The ACO initiative is generating a lot more interest than perhaps they should, based on these numbers – but this is legitimate, for a couple of reasons. ACOs really form the conceptual building blocks for a new approach to achieving the Triple Aim – which is now the mission of CMMI: Better Healthcare, Better Health and Lower Costs Through Improvement. CMMI seeks to: "Encourage better health for entire populations by addressing underlying causes of poor health, such as physical inactivity, behavioral risk factors, lack of preventive care and poor nutrition." It is using the levers of the ACO program to enlist ACOs in the execution of this element of its mission.
So, the camel’s nose is in the tent – we're at the leading edge of a significant disruption built around the Affordable Care Act’s provisions on ACOs and related initiatives: a sea change in the way health care is conceptualized, and radical change in delivery and payment systems.
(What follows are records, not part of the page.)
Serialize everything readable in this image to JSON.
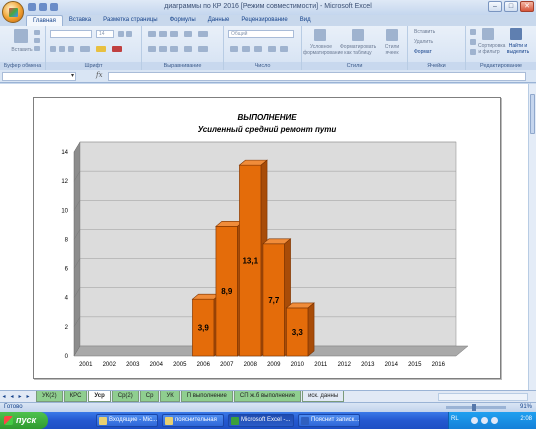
{
  "window": {
    "title": "диаграммы по КР 2016  [Режим совместимости] - Microsoft Excel",
    "min_label": "–",
    "max_label": "□",
    "close_label": "✕"
  },
  "tabs": [
    "Главная",
    "Вставка",
    "Разметка страницы",
    "Формулы",
    "Данные",
    "Рецензирование",
    "Вид"
  ],
  "ribbon": {
    "paste_label": "Вставить",
    "font_name": "",
    "font_size": "14",
    "number_format": "Общий",
    "conditional_format": "Условное форматирование",
    "format_table": "Форматировать как таблицу",
    "cell_styles": "Стили ячеек",
    "insert_cells": "Вставить",
    "delete_cells": "Удалить",
    "format_cells": "Формат",
    "sort_filter": "Сортировка и фильтр",
    "find_select": "Найти и выделить",
    "groups": [
      "Буфер обмена",
      "Шрифт",
      "Выравнивание",
      "Число",
      "Стили",
      "Ячейки",
      "Редактирование"
    ]
  },
  "formula_bar": {
    "fx_label": "fx",
    "name_value": "",
    "formula_value": ""
  },
  "chart_data": {
    "type": "bar",
    "title": "ВЫПОЛНЕНИЕ",
    "subtitle": "Усиленный средний ремонт пути",
    "categories": [
      "2001",
      "2002",
      "2003",
      "2004",
      "2005",
      "2006",
      "2007",
      "2008",
      "2009",
      "2010",
      "2011",
      "2012",
      "2013",
      "2014",
      "2015",
      "2016"
    ],
    "values": [
      null,
      null,
      null,
      null,
      null,
      3.9,
      8.9,
      13.1,
      7.7,
      3.3,
      null,
      null,
      null,
      null,
      null,
      null
    ],
    "data_labels": [
      "",
      "",
      "",
      "",
      "",
      "3,9",
      "8,9",
      "13,1",
      "7,7",
      "3,3",
      "",
      "",
      "",
      "",
      "",
      ""
    ],
    "ylim": [
      0,
      14
    ],
    "yticks": [
      0,
      2,
      4,
      6,
      8,
      10,
      12,
      14
    ],
    "bar_color": "#e46c0a",
    "grid": true,
    "style": "3d"
  },
  "sheet_tabs": [
    "УК(2)",
    "КРС",
    "Уср",
    "Ср(2)",
    "Ср",
    "УК",
    "П выполнение",
    "СП ж.б выполнение",
    "иск. данны"
  ],
  "active_sheet": "Уср",
  "status": {
    "ready": "Готово",
    "zoom": "91%"
  },
  "taskbar": {
    "start_label": "пуск",
    "tasks": [
      "Входящие - Mic...",
      "пояснительная",
      "Microsoft Excel -...",
      "Пояснит записк..."
    ],
    "lang": "RL",
    "time": "2:08"
  }
}
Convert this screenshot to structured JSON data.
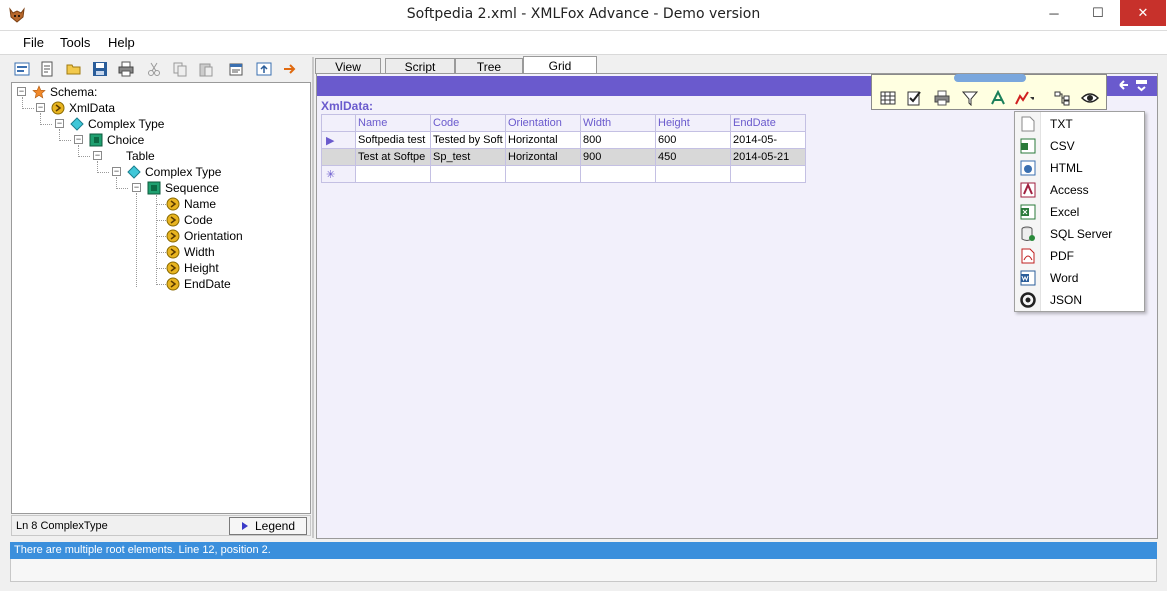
{
  "window": {
    "title": "Softpedia 2.xml - XMLFox Advance - Demo version",
    "minimize": "─",
    "maximize": "☐",
    "close": "✕"
  },
  "menu": [
    "File",
    "Tools",
    "Help"
  ],
  "tree": {
    "schema": "Schema:",
    "xmldata": "XmlData",
    "complex_type_1": "Complex Type",
    "choice": "Choice",
    "table": "Table",
    "complex_type_2": "Complex Type",
    "sequence": "Sequence",
    "fields": [
      "Name",
      "Code",
      "Orientation",
      "Width",
      "Height",
      "EndDate"
    ]
  },
  "status": {
    "line": "Ln 8  ComplexType",
    "legend": "Legend"
  },
  "tabs": [
    "View",
    "Script",
    "Tree",
    "Grid"
  ],
  "active_tab": "Grid",
  "grid": {
    "label": "XmlData:",
    "columns": [
      "Name",
      "Code",
      "Orientation",
      "Width",
      "Height",
      "EndDate"
    ],
    "rows": [
      [
        "Softpedia test",
        "Tested by Soft",
        "Horizontal",
        "800",
        "600",
        "2014-05-"
      ],
      [
        "Test at Softpe",
        "Sp_test",
        "Horizontal",
        "900",
        "450",
        "2014-05-21"
      ]
    ],
    "row_marker": "▶",
    "new_row_marker": "✳"
  },
  "export_menu": [
    "TXT",
    "CSV",
    "HTML",
    "Access",
    "Excel",
    "SQL Server",
    "PDF",
    "Word",
    "JSON"
  ],
  "error": "There are multiple root elements. Line 12, position 2.",
  "colors": {
    "accent": "#6a5acd",
    "error_bar": "#3b8fdc",
    "close_button": "#c7312b"
  }
}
We’re ahead of the curve on these issues in Massachusetts, with a law passed this summer that will move us into ACOs for all — not just Medicare beneficiaries — and away from fee-for-service medicine, and a local Blue Cross-Blue Shield plan known as the Alternative Quality Contract that has been working on this basis — budgeted caps with quality kickers — for several years already. It’s the latest form of pay for performance, or value-based payment.
An ACO has to have at least 5000 Medicare beneficiaries attributed to it, but the beneficiaries cannot be forced to enroll in a closed network. Because Congress sees elimination of choice of provider as a third rail of health care, ACOs do not know for certain which patients will have more than 50% of their primary care encounters with an ACO PCP in any given year and thereby be attributed to the ACO, Thus, in order to succeed, ACOs must be focused on population health, on prevention and wellness in a population, not just on individual encounters with patients.
CMMI is also using the power of the purse — its $10 billion budget, to be spent over ten years on experiments with the health care system. Nearly two dozen experiments are already under way, including three flavors of ACOs. While CMMI is experimenting with a wide variety of methods to incentivize health care providers to change the way they provide care (check out the CMMI "What We're Doing" page), the health care providers participating in these innovations should be laser-focused on the 10% of chronically ill Medicare beneficiaries whose health care expenses consume 50% of the Medicare dollar. If they change their approach to managing these patients' care through patient-centered medical homes or otherwise, there are great opportunities to achieve significant savings through avoiding preventable hospitalizations and the like.
The keys to success will be clinical integration — not just in word but in deed — and turning data into actionable intelligence. Health care systems that can achieve these two interim goals will be well-positioned to achieve the broader goals of improving population health and quality of care while
bending the cost curve — and not just for Medicare beneficiaries attributed to Accountable Care Organizations.